June 23, 2010


What is it that separates great fiction from good fiction? Something I think about constantly. One of the things I was thinking about yesterday was authenticity. One thing that great fiction has is authenticity, but what does that mean exactly, and what does that mean in craft terms?

When something is authentic, we often mean it’s real, not faked. Every once in a while, I watch Antiques Road Show, and they worry a lot about authenticity on that show. Is this the genuine article? The real Ming Dynasty vase, actually a Tiffany lamp, really Buffalo Bill Cody’s six shooter? And the way they tell is in the details. This element is rococo but this element is actually art nouveau. This is made to look Chinese but the actual makers were Japanese and it was for the European market. This chest of drawers is made up of two elements ~ the bottom was made during the American Revolution but the top was added during the 19th century, which you can tell by the wood and by the construction.
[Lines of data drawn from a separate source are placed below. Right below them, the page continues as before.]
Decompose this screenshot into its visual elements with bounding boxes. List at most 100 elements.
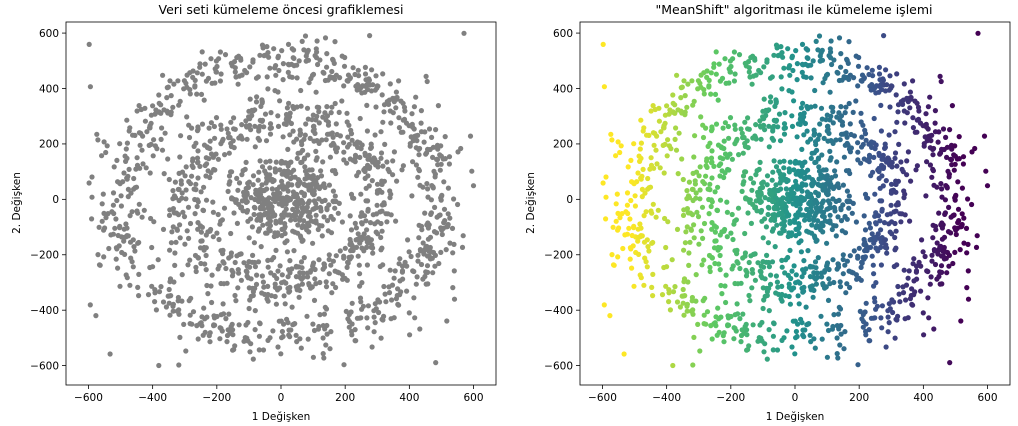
data-point (925, 104, 932, 110)
data-point (201, 142, 208, 148)
data-point (984, 183, 991, 189)
data-point (816, 182, 822, 188)
data-point (747, 298, 753, 304)
data-point (834, 114, 840, 120)
data-point (172, 179, 178, 185)
data-point (709, 255, 716, 261)
data-point (806, 217, 812, 223)
data-point (813, 276, 819, 282)
data-point (805, 248, 811, 254)
data-point (178, 181, 184, 187)
data-point (94, 131, 100, 137)
data-point (812, 212, 818, 218)
data-point (380, 71, 386, 77)
data-point (364, 315, 370, 321)
data-point (924, 124, 930, 130)
data-point (423, 73, 429, 79)
data-point (207, 330, 213, 336)
data-point (441, 206, 448, 212)
data-point (183, 187, 189, 193)
data-point (781, 121, 788, 127)
data-point (806, 229, 812, 235)
data-point (665, 137, 671, 143)
data-point (913, 263, 920, 269)
data-point (300, 270, 306, 276)
data-point (736, 52, 743, 58)
chart-title: "MeanShift" algoritması ile kümeleme işl… (655, 2, 932, 17)
data-point (364, 102, 370, 108)
data-point (263, 159, 269, 165)
data-point (794, 199, 800, 205)
data-point (837, 279, 843, 285)
data-point (882, 141, 888, 147)
data-point (854, 276, 860, 282)
data-point (969, 201, 975, 208)
data-point (175, 212, 182, 218)
data-point (235, 187, 241, 193)
data-point (299, 38, 305, 45)
data-point (320, 159, 326, 165)
data-point (268, 270, 274, 276)
data-point (624, 190, 631, 196)
data-point (325, 122, 332, 128)
data-point (326, 202, 332, 208)
data-point (214, 230, 220, 236)
data-point (871, 235, 877, 241)
data-point (649, 240, 655, 246)
data-point (118, 203, 124, 209)
data-point (277, 167, 283, 173)
data-point (927, 133, 933, 139)
data-point (421, 247, 428, 253)
data-point (332, 168, 338, 174)
data-point (713, 121, 720, 127)
data-point (287, 284, 293, 290)
data-point (856, 245, 862, 251)
data-point (201, 184, 207, 190)
data-point (734, 136, 740, 142)
data-point (163, 304, 169, 310)
data-point (757, 199, 763, 205)
data-point (827, 218, 833, 224)
data-point (332, 193, 338, 199)
data-point (766, 123, 772, 129)
data-point (183, 164, 189, 170)
data-point (805, 106, 811, 112)
data-point (183, 348, 189, 354)
data-point (812, 159, 818, 166)
data-point (124, 140, 130, 146)
data-point (855, 255, 861, 261)
data-point (801, 288, 807, 294)
data-point (252, 327, 258, 333)
data-point (740, 150, 746, 156)
data-point (738, 339, 744, 345)
data-point (427, 244, 433, 251)
data-point (278, 219, 284, 225)
data-point (951, 167, 957, 173)
data-point (673, 147, 680, 153)
data-point (965, 241, 971, 247)
data-point (842, 230, 849, 236)
data-point (243, 159, 249, 165)
data-point (294, 339, 300, 345)
data-point (715, 142, 722, 148)
data-point (847, 284, 853, 291)
data-point (745, 115, 751, 121)
data-point (870, 169, 876, 175)
data-point (318, 205, 324, 211)
data-point (726, 135, 732, 141)
data-point (732, 312, 738, 318)
data-point (132, 248, 138, 254)
data-point (938, 181, 944, 187)
data-point (875, 231, 881, 237)
data-point (732, 122, 738, 128)
data-point (719, 291, 725, 297)
x-tick-label: −200 (716, 392, 745, 404)
data-point (637, 146, 643, 152)
data-point (378, 335, 384, 341)
data-point (267, 165, 273, 171)
data-point (830, 109, 836, 115)
data-point (704, 309, 711, 315)
data-point (952, 161, 958, 167)
data-point (698, 114, 704, 120)
data-point (640, 166, 646, 172)
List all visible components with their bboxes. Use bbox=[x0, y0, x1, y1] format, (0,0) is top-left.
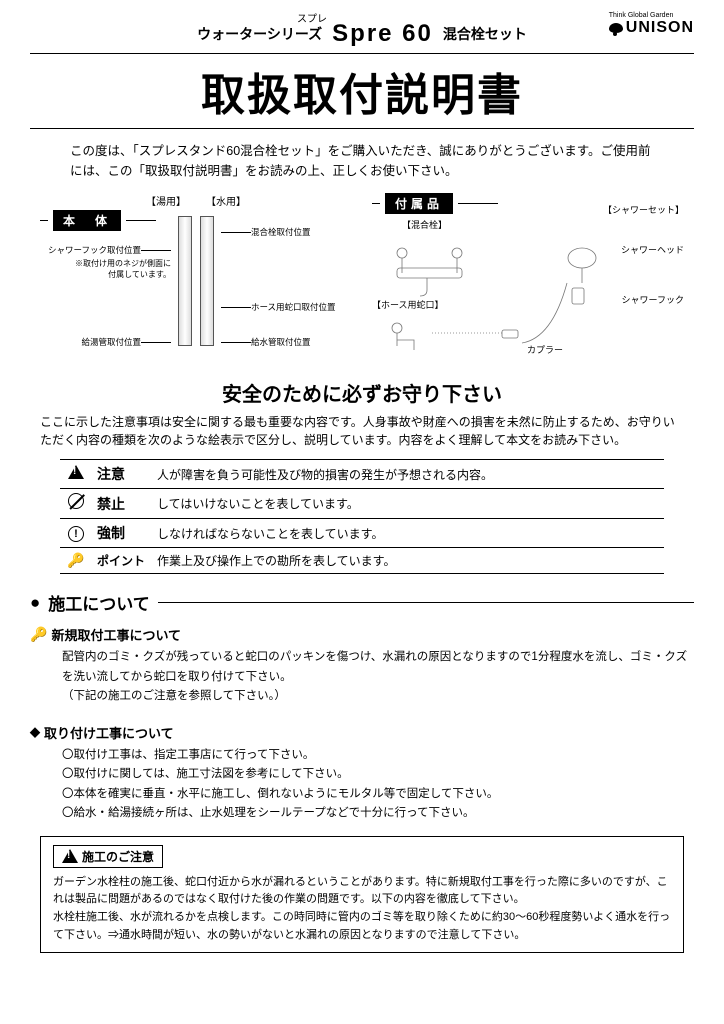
annot-hook: シャワーフック取付位置 bbox=[48, 244, 171, 256]
mandatory-icon: ! bbox=[65, 524, 87, 542]
brand-furigana: スプレ bbox=[297, 10, 327, 25]
legend-table: 注意 人が障害を負う可能性及び物的損害の発生が予想される内容。 禁止 してはいけ… bbox=[60, 459, 664, 574]
legend-row-caution: 注意 人が障害を負う可能性及び物的損害の発生が予想される内容。 bbox=[60, 460, 664, 489]
safety-heading: 安全のために必ずお守り下さい bbox=[30, 378, 694, 407]
legend-desc: 作業上及び操作上での勘所を表しています。 bbox=[157, 552, 395, 569]
accessory-layout: 【混合栓】 【シャワーセット】 シャワーヘッド シャワーフック 【ホース用蛇口】… bbox=[372, 218, 684, 363]
brand-name: Spre 60 bbox=[332, 20, 433, 48]
key-point-icon: 🔑 bbox=[65, 552, 87, 569]
accessory-sketch bbox=[372, 218, 684, 363]
sub2-body: 〇取付け工事は、指定工事店にて行って下さい。 〇取付けに関しては、施工寸法図を参… bbox=[62, 746, 694, 824]
bullet-circle-icon: ● bbox=[30, 593, 40, 613]
sub-heading-new-text: 新規取付工事について bbox=[51, 625, 181, 644]
pillar-yu bbox=[178, 216, 192, 346]
legend-desc: 人が障害を負う可能性及び物的損害の発生が予想される内容。 bbox=[157, 466, 493, 483]
note-box-body: ガーデン水栓柱の施工後、蛇口付近から水が漏れるということがあります。特に新規取付… bbox=[53, 874, 671, 944]
note-box-title: 施工のご注意 bbox=[53, 845, 163, 868]
triangle-exclaim-icon bbox=[65, 465, 87, 484]
annot-hose: ホース用蛇口取付位置 bbox=[221, 301, 336, 313]
annot-mix: 混合栓取付位置 bbox=[221, 226, 311, 238]
main-title: 取扱取付説明書 bbox=[30, 53, 694, 129]
intro-paragraph: この度は、「スプレスタンド60混合栓セット」をご購入いただき、誠にありがとうござ… bbox=[70, 141, 654, 181]
annot-hook-note: ※取付け用のネジが側面に 付属しています。 bbox=[75, 258, 171, 280]
document-header: ウォーターシリーズ スプレ Spre 60 混合栓セット Think Globa… bbox=[30, 20, 694, 48]
sub-heading-new: 🔑 新規取付工事について bbox=[30, 625, 694, 644]
sub1-body: 配管内のゴミ・クズが残っていると蛇口のパッキンを傷つけ、水漏れの原因となりますの… bbox=[62, 648, 694, 707]
diamond-bullet-icon: ◆ bbox=[30, 724, 40, 740]
legend-row-prohibit: 禁止 してはいけないことを表しています。 bbox=[60, 489, 664, 519]
body-diagram-area: 【湯用】 【水用】 本 体 シャワーフック取付位置 ※取付け用のネジが側面に 付… bbox=[40, 193, 352, 363]
diagram-section: 【湯用】 【水用】 本 体 シャワーフック取付位置 ※取付け用のネジが側面に 付… bbox=[40, 193, 684, 363]
col-label-yu: 【湯用】 bbox=[146, 193, 186, 208]
accessory-diagram-area: 付属品 【混合栓】 【シャワーセット】 シャワーヘッド シャワーフック 【ホース… bbox=[372, 193, 684, 363]
logo-name: UNISON bbox=[609, 19, 694, 37]
logo-bubble-icon bbox=[609, 23, 623, 33]
legend-term: ポイント bbox=[97, 552, 147, 569]
caution-note-box: 施工のご注意 ガーデン水栓柱の施工後、蛇口付近から水が漏れるということがあります… bbox=[40, 836, 684, 953]
legend-term: 注意 bbox=[97, 464, 147, 484]
mix-set-label: 混合栓セット bbox=[443, 24, 527, 44]
key-point-icon: 🔑 bbox=[30, 626, 47, 643]
legend-row-point: 🔑 ポイント 作業上及び操作上での勘所を表しています。 bbox=[60, 548, 664, 574]
triangle-exclaim-icon bbox=[62, 849, 78, 863]
sub-heading-mount-text: 取り付け工事について bbox=[44, 723, 174, 742]
logo-tagline: Think Global Garden bbox=[609, 12, 694, 19]
sub-heading-mount: ◆ 取り付け工事について bbox=[30, 723, 694, 742]
legend-term: 禁止 bbox=[97, 494, 147, 514]
section-install-text: 施工について bbox=[48, 590, 150, 615]
pillar-mizu bbox=[200, 216, 214, 346]
annot-yu-pipe-text: 給湯管取付位置 bbox=[82, 337, 142, 347]
series-label: ウォーターシリーズ bbox=[197, 24, 322, 44]
annot-hook-text: シャワーフック取付位置 bbox=[48, 245, 141, 255]
logo-text: UNISON bbox=[626, 19, 694, 37]
prohibit-icon bbox=[65, 493, 87, 514]
section-install-heading: ● 施工について bbox=[30, 590, 694, 615]
legend-desc: してはいけないことを表しています。 bbox=[157, 495, 359, 512]
legend-term: 強制 bbox=[97, 523, 147, 543]
note-box-title-text: 施工のご注意 bbox=[82, 848, 154, 865]
legend-row-mandatory: ! 強制 しなければならないことを表しています。 bbox=[60, 519, 664, 548]
annot-mizu-pipe-text: 給水管取付位置 bbox=[251, 337, 311, 347]
annot-hose-text: ホース用蛇口取付位置 bbox=[251, 302, 336, 312]
safety-intro: ここに示した注意事項は安全に関する最も重要な内容です。人身事故や財産への損害を未… bbox=[40, 413, 684, 449]
annot-mix-text: 混合栓取付位置 bbox=[251, 227, 311, 237]
company-logo: Think Global Garden UNISON bbox=[609, 12, 694, 37]
label-shower-set: 【シャワーセット】 bbox=[603, 203, 684, 216]
annot-mizu-pipe: 給水管取付位置 bbox=[221, 336, 311, 348]
legend-desc: しなければならないことを表しています。 bbox=[157, 525, 383, 542]
col-label-mizu: 【水用】 bbox=[206, 193, 246, 208]
body-pillar-diagram: シャワーフック取付位置 ※取付け用のネジが側面に 付属しています。 混合栓取付位… bbox=[40, 216, 352, 356]
acc-tag: 付属品 bbox=[385, 193, 453, 214]
annot-yu-pipe: 給湯管取付位置 bbox=[82, 336, 172, 348]
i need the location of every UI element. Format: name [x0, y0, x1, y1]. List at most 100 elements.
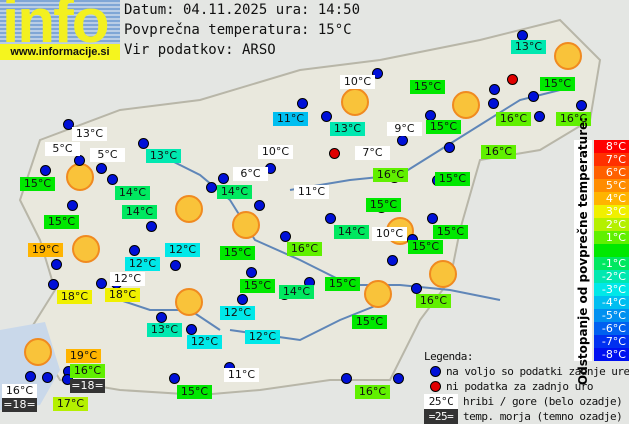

What is the opposite of authentic? Inauthentic. Fake. Cheap copies. Something made of plastic with the seams showing. Poor craftsmanship. No attention to the artfulness of it. When you can see how it’s made.

So authenticity is conveyed in details that are convincing. Also unity and coherence ~ all the pieces and parts have to be working together to create this affect, to create this world. Depth too ~ all the elements from the macro scale to the minute must be working to create something that strikes the viewer as real.

That said, it can’t be so cohesive that it is a cliché. The real world is a messy place, and in order for it to feel real, authentic, it must also be divergent. It must have elements that seem out of place, yet they are strangely relevant. The forces of entropy and inertia should be in tension but in balance.

One thing that definitely makes a piece feel authentic is a confidence in the writing. Easily said, but what does that really mean? As I thought about it, I came to the conclusion that it’s not what people usually mean when they say confident. It’s not that the author has pride or is rushing headlong into something. Quite the opposite. It’s that the author has worked something over to the extent that it’s easy for the reader but it was hard for the writer. It’s about having the skill, putting in the time both in the long term and short term. There also is an element of the author trusting his vision. So confidence means that the reader trusts the writer, that the confidence is on the part of the reader, not the writer.

It makes me think, too, that authenticity is kind of like charisma. Charisma is when someone can walk into a room and make everyone fall in love with her. From long experience, I’ve found that charisma is not about coveting someone else’s attributes; it’s about being true to your own, about being real. Contrary to what some people think, it’s also something that people have to work at, something that can be learned. It’s also an outward focus, paying attention to other people, making them feel special, remembering names. So, too, authenticity is about being real and true to the vision, about paying attention to what a reader needs, about long practice.

Authenticity is created when a dedicated artist writer devotes time to craft and to a particular work, makes it true and honest and deep as possible, gets the details right, pays attention to his reader’s needs, and trusts his heart and his vision. Sounds so easy, doesn’t it? Ha ha.

What I’m Reading Today: Finishing up Coming from Nowhere, as book club is tonight.